1923 Rahatsızları
Necmettin Erbakan ile Tayyip Erdoğan’ın gönüllü şoförlüğünü yapan ve AKP’nin eski milletvekili olan Ahmet Hamdi Çamlı, sosyal medyadan yaptığı “kadim bir geçmişe sahip Aziz Millet ve Büyük Devlet, kanlı 1923 darbesiyle hesaplaşmadan ve helalleşmeden, Yeni, Terörsüz ve Büyük Devlet yolunda ilerleyemez..! Bir düdük çalıp, yeni, onurlu ve beyaz bir sayfa açılmalıdır..!” paylaşımıyla cumhuriyetimizi hedef aldı.

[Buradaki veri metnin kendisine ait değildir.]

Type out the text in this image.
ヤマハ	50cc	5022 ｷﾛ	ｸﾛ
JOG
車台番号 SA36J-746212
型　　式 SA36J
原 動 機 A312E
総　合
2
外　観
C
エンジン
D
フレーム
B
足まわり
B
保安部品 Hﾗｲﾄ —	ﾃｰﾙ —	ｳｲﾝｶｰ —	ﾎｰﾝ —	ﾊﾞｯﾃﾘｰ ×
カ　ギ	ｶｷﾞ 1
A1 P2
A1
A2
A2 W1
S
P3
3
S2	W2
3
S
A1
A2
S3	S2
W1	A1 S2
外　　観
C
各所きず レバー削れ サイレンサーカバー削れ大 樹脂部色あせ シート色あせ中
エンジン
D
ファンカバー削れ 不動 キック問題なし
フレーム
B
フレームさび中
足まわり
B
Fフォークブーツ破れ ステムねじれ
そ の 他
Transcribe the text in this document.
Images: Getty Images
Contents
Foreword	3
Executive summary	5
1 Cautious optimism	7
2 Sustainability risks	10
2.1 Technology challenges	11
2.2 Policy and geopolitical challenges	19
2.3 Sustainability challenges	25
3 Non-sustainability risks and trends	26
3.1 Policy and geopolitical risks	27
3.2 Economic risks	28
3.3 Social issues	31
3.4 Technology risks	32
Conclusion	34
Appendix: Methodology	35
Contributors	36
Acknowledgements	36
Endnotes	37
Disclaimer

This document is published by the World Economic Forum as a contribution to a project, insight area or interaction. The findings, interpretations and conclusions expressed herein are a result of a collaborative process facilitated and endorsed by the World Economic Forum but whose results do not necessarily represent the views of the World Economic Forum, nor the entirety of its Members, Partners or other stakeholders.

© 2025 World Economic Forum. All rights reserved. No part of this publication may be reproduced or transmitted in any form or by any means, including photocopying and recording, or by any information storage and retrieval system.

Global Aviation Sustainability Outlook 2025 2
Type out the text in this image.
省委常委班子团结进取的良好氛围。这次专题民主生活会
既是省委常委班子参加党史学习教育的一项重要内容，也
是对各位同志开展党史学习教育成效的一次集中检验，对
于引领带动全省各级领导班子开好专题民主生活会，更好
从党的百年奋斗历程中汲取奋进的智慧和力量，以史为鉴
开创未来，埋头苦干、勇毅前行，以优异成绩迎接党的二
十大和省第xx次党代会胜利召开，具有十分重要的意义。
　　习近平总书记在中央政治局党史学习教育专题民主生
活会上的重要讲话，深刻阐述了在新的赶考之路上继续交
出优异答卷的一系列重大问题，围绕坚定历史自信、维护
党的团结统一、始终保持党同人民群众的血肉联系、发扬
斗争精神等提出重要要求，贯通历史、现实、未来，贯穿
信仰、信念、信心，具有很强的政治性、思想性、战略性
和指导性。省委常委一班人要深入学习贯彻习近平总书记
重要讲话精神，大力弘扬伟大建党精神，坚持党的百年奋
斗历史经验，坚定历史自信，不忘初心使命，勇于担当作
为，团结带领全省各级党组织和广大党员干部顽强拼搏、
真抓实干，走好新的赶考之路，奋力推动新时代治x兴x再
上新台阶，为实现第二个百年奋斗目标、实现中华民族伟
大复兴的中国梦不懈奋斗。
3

Kod adı ‘Yeliz’ olarak bilinen Ahmet Hamdi Çamlı, 2017 yılında TBMM’de başkanlık sistemi ile ilgili anayasa değişikliği görüşülürken ‘Yeliz Adaley’ isimli sosyal medya hesabından canlı yayın yaptı. Canlı yayında yanlışlıkla ön kameranın açılmasıyla ‘Yeliz’ takma isimli yayıncının Ahmet Hamdi Çamlı olduğu görüldü. Çamlı, hesabı kendisinin kullandığını kabul etmiş, ancak niyetin yanlış anlaşılmaması gerektiğini savunmasına karşın olay sosyal medyada büyük yankı uyandırmış ve tepki çekmişti.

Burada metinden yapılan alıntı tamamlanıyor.